Here in human hands creation speaks of healing.

4.

And they soak the sponge: they raise it up to his mouth.

An act of compassion.

He receives it.

The crowd is silent: no taunts that the one who saved others is unable to save himself.

Hyssop and wine.
Received on parched lips.
And then he spoke.

5. 

And then he spoke: It is finished.
He bowed his head.
He gave up his Spirit.

Finished. Fulfilled. Accomplished. 

Words we associate with success; with completion; with our human achievement.

Here is sounds final. 

And yet, maybe,  a new work is begun.

This breathing out is a giving up of his spirit.

But this last act, Jesus breathing out… does it foreshadow his breathing out of Spirit?

He gave up his spirit.
He will give the Sprit.

Breath. Ruach. Life. Pneuma. Spirit.

6.

Human activity does not cease at this moment of finality or of breathing out.

We are taken back to the practicality: what is seemly on the day of preparation?
Humiliated and degraded bodies, stretched out and agonised are not to be left on the cross. Not on the day of solemnity. 

Pilate from his position of power understands this custom. He asks that the legs of the condemned men be broken.  Already exhausted and in excruciating pain, to hasten death by asphyxiation is brutal. 
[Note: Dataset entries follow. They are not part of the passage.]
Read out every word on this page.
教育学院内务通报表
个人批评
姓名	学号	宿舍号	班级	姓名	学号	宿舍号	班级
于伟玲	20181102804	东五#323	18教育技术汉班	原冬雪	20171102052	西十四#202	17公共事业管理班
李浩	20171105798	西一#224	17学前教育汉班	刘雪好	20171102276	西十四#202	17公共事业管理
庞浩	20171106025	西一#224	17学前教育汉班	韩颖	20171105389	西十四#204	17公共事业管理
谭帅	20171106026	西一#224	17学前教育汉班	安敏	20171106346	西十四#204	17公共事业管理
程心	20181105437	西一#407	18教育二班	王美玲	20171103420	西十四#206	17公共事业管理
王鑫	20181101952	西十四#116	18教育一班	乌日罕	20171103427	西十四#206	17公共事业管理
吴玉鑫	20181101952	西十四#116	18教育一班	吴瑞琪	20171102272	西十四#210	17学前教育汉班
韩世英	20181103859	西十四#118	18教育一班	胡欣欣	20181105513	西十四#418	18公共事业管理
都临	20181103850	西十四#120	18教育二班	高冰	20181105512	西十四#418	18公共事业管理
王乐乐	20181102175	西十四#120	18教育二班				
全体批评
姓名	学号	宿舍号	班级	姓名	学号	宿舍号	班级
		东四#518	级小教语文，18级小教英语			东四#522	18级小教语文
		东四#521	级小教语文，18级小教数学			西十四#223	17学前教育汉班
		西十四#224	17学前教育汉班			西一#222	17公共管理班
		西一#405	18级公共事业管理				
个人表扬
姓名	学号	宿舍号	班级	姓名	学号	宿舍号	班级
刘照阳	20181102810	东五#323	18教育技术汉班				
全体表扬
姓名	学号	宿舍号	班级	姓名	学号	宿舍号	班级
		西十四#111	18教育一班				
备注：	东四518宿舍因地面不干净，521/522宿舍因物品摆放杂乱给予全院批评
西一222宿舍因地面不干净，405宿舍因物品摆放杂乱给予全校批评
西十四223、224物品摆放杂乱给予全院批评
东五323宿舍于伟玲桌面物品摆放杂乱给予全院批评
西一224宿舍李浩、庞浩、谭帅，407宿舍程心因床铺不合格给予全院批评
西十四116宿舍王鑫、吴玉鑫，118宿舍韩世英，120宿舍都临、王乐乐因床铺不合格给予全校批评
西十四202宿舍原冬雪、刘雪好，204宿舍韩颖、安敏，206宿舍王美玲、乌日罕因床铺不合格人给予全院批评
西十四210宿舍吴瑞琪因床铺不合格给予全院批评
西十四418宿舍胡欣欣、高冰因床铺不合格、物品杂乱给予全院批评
When the come to Jesus he is already dead. They pierce his side with a spear.

Cold metal pierces flesh.

Blood and water flow.

What do we see?

They will look on the one they have pierced. And so do we.

7. 

We look on as water and blood flow. As love and life pour out.

It may seem too soon as we stand and gaze: and yet life is being transmitted to us.

This self-giving becomes of us a sign of rebirth: healing, cleansing, forgiving.

At this very point of finality - when cruelty has cried its last - there is a glimpse of something else.

Water a sign of spiritual thirst being quenched, perhaps?
Blood a sign of reconciling love, may be?

Dare we hope that in the midst of pain, the blood of Jesus, which will become a source of life?

Grain of wheat dies to bear much fruit: grapes crushed to produce wine.

The Word made flesh confronting hate, violence and all that separates us from God and each other.
The Word made flesh bears the weight of this sin and cries out, empties himself. For love.

He’d given us a sign of this: brokenness and healing; bread and wine. 

8.

On the night that we was betrayed; at supper with his friends.
He took, blessed, broke and gave.



This is my body - and we gaze on him who was pierced.

Blood and water; bread and wine: given for heath and healing and reconciliation. 

Our wounded hearts find her compassion and hope.

Our dry souls cry out for one drop of his blood.

What do we see before our eyes?

Our Saviour bears the weight of ambitious hate and the weakness of our will; he bears the times our compassion turns blind and cruel.

Condemned he bears the cross: lifted up he draws us to him.
The infinity of God’s love and life; held in this brief span; poured out.
This exceeds the power of sinful humanity.